In your research, do you only focus on how people with brain injuries navigate?

'No, I also do fundamental research into how healthy people interact with virtual space. So: how do we humans experience a virtual environment, and how does that differ from physical space? What spatial information do we use in the process? In that, I soon found out that there is no one way people experience VR. For instance, people with poorer spatial skills handle it differently. And in general, young men can handle VR the easiest. Which also makes sense, as this is also the group that plays games most often and is thus more familiar with the virtual world, but stereotypical beliefs also seem to play a role in this effect. I want to make this kind of knowledge useful for other colleagues, who can use it as a basis to develop applications themselves.'

Getting lost is no longer necessary since we have Google Maps, but as a result we are less able to find our way on our own. Do you worry about that?

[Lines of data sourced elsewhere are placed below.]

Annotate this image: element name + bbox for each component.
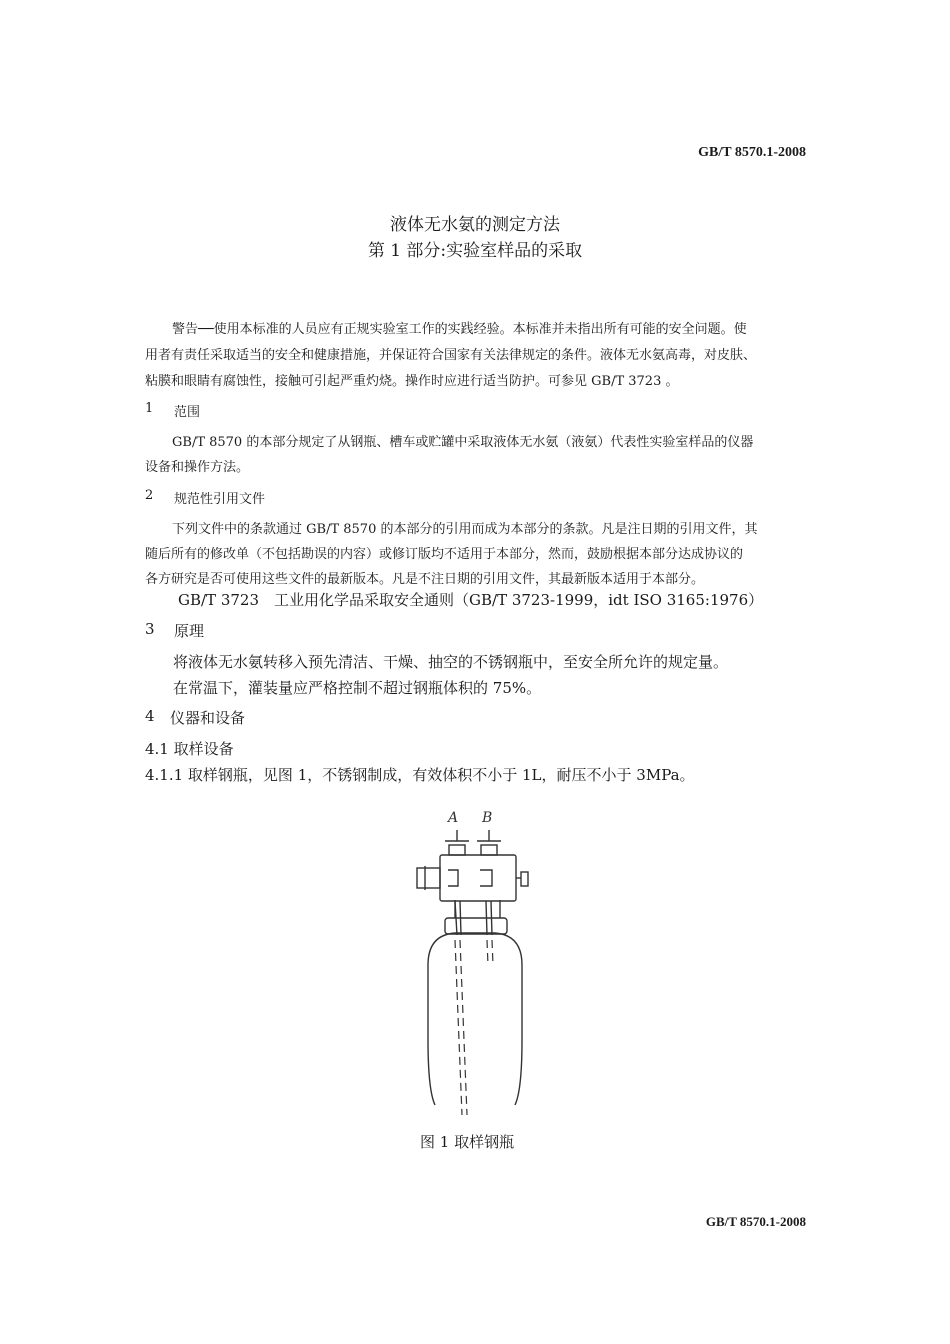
section-title: 规范性引用文件	[174, 492, 266, 507]
section-number: 2	[145, 488, 154, 503]
section-text: 随后所有的修改单（不包括勘误的内容）或修订版均不适用于本部分，然而，鼓励根据本部分达成协议的	[145, 547, 744, 562]
section-text: 设备和操作方法。	[145, 460, 250, 475]
doc-title-line1: 液体无水氨的测定方法	[390, 215, 560, 235]
subsection-text: 4.1.1 取样钢瓶，见图 1，不锈钢制成，有效体积不小于 1L，耐压不小于 3MPa。	[145, 766, 695, 784]
valve-a-label: A	[448, 810, 459, 826]
section-title: 仪器和设备	[170, 709, 246, 727]
standard-code-footer: GB/T 8570.1-2008	[705, 1214, 806, 1229]
section-title: 范围	[174, 405, 201, 420]
section-text: GB/T 8570 的本部分规定了从钢瓶、槽车或贮罐中采取液体无水氨（液氨）代表性实验室样品的仪器	[172, 435, 754, 450]
section-number: 3	[145, 620, 155, 638]
doc-title-line2: 第 1 部分:实验室样品的采取	[367, 241, 583, 261]
sampling-cylinder-figure	[400, 800, 550, 1130]
section-text: 在常温下，灌装量应严格控制不超过钢瓶体积的 75%。	[173, 679, 542, 697]
section-text: 各方研究是否可使用这些文件的最新版本。凡是不注日期的引用文件，其最新版本适用于本部分。	[145, 572, 705, 587]
subsection-title: 4.1 取样设备	[145, 740, 234, 758]
valve-b-label: B	[482, 810, 493, 826]
section-title: 原理	[174, 622, 205, 640]
standard-code-header: GB/T 8570.1-2008	[698, 145, 806, 160]
warning-line: 警告──使用本标准的人员应有正规实验室工作的实践经验。本标准并未指出所有可能的安全问题。使	[172, 322, 747, 337]
figure-caption: 图 1 取样钢瓶	[420, 1133, 515, 1151]
sampling-cylinder-drawing	[400, 800, 550, 1130]
section-text: 下列文件中的条款通过 GB/T 8570 的本部分的引用而成为本部分的条款。凡是注日期的引用文件，其	[172, 522, 758, 537]
section-number: 4	[145, 707, 155, 725]
normative-reference: GB/T 3723 工业用化学品采取安全通则（GB/T 3723-1999，idt ISO 3165:1976）	[178, 591, 764, 609]
warning-line: 粘膜和眼睛有腐蚀性，接触可引起严重灼烧。操作时应进行适当防护。可参见 GB/T 3723 。	[145, 374, 679, 389]
section-number: 1	[145, 401, 154, 416]
section-text: 将液体无水氨转移入预先清洁、干燥、抽空的不锈钢瓶中，至安全所允许的规定量。	[173, 653, 729, 671]
warning-line: 用者有责任采取适当的安全和健康措施，并保证符合国家有关法律规定的条件。液体无水氨高毒，对皮肤、	[145, 348, 757, 363]
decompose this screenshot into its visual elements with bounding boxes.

'Yes. We see that spatial skills are changing even in healthy people. Even in the lecture hall, I sometimes see that students can no longer properly distinguish between left and right. In addition, cities are filled with all kinds of things that demand our attention, which makes focusing on the route increasingly difficult. It is handy that GPS comes to the rescue, but this complete dependence is not beneficial. Once you are in an unfamiliar place and your phone breaks down, there is nothing you can do. It is making us unnecessarily vulnerable.'

'It's convenient that GPS comes to the rescue, but that complete dependence is not helpful'

How is your own navigational ability?

'Haha, well, I'm not particularly good at finding my way myself, and I enjoy driving with GPS too. Especially when the road is busy. Still, it's good to keep training yourself in it from time to time.'

How do you do that?

'For example, by going to a new place, turning off your phone there and trying to find the way back on your own. With women, you often see that they then look for landmarks: what did I see along the way? Can I find that again? On average, men do it differently, looking for: where is north? Then I must go in that direction. How you do it doesn't matter, as long as it works for you'.